Ms Williams began the Albany Radiation Machine Project last year in an attempt to raise $15 million for a facility in Albany.
She said it wasn’t good enough that sick people were forced to travel to Perth and Bunbury for radiotherapy and urged the broader community to donate to help fund the machine.
The project has raised approximately $25,000 so far through sausage sizzles, a radiothon and various other fundraising events.
Ms Williams said the task at hand now was to continue campaigning to guarantee the radiation machine is delivered to Albany.
“Truly, my heart is singing,” she said, upon learning the news.
“I started this off as a five-year project because no one believed me that we could do it in that time, but I knew we’d get it sooner!
“Now, we must plough on and keep the momentum up.”
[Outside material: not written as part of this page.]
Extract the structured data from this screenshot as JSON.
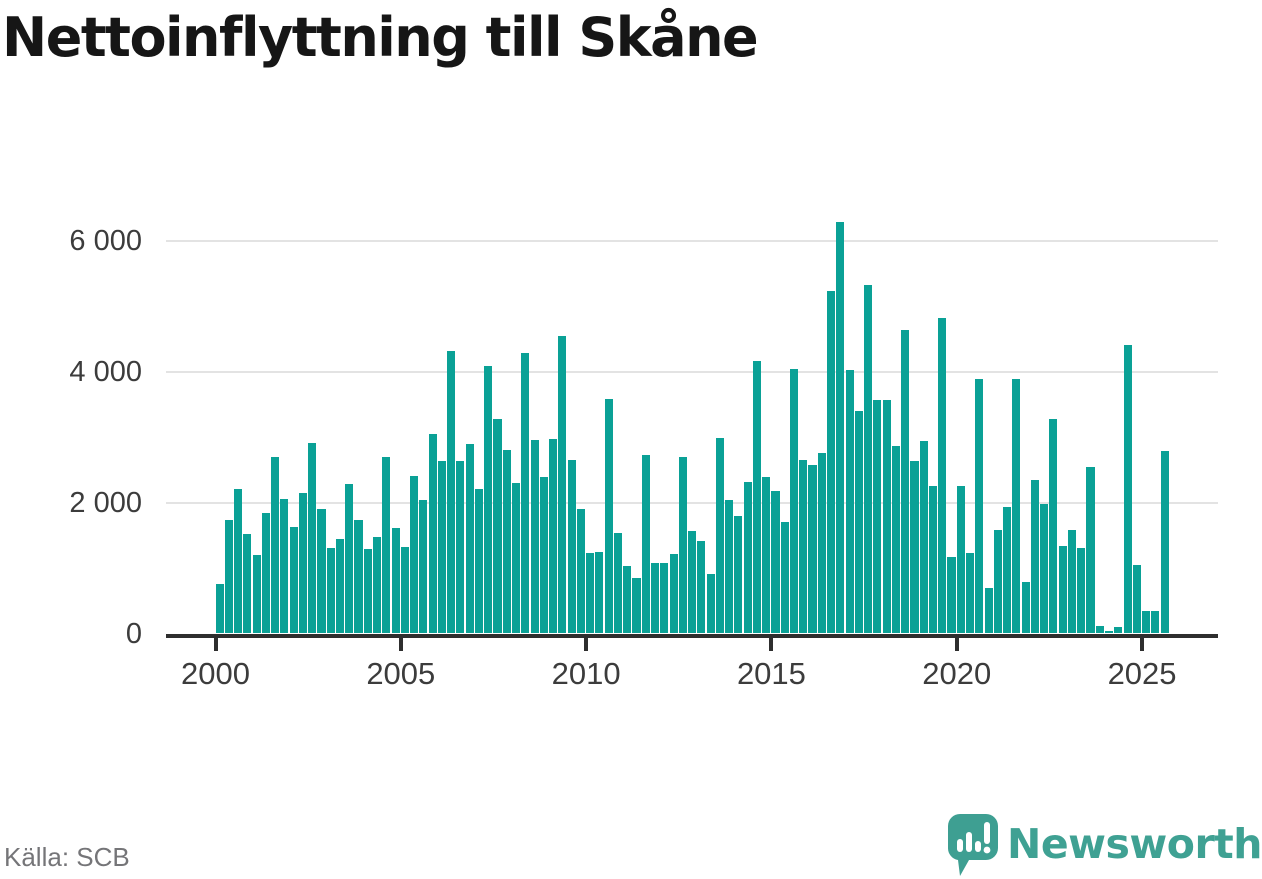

Ms Williams said during her travels throughout the Great Southern to promote the Albany Radiation Machine Project, she learned of many people’s afflictions with cancer and the struggles they encountered when travelling to Perth for treatment.
Between gaining this knowledge and receiving various negative comments about the project, Ms Williams was more driven than ever to pursue her goal of getting a radiation machine for Albany.
“One person asked me, ‘when are we going to get it?’ and I said, ‘just hang in there, we will get it’,” she said.
“I can’t wait to tell those farmers and people I met in the regions that we’ve done it.”
Ms Williams is continuing her effort to raise additional funds by visiting previous businesses and sites that hosted the large signs she erected for the Albany Radiation Machine Project and asking them to put them back up.
A street stall in Denmark, a barn dance in Kojonup, a high tea and a few more sausage sizzles are also on her fundraising to-do list.
“I’ve put out about 2500 flyers around the region and we are currently organising a dinner dance,” Ms Williams said.
“We are hoping to hold it at Princess Royal Sailing Club in November, so everyone should keep an eye out for tickets for that one.”
According to Mr Wilson, the radiotherapy machine and facility should be in operation at Albany Health Campus by June 30, 2019.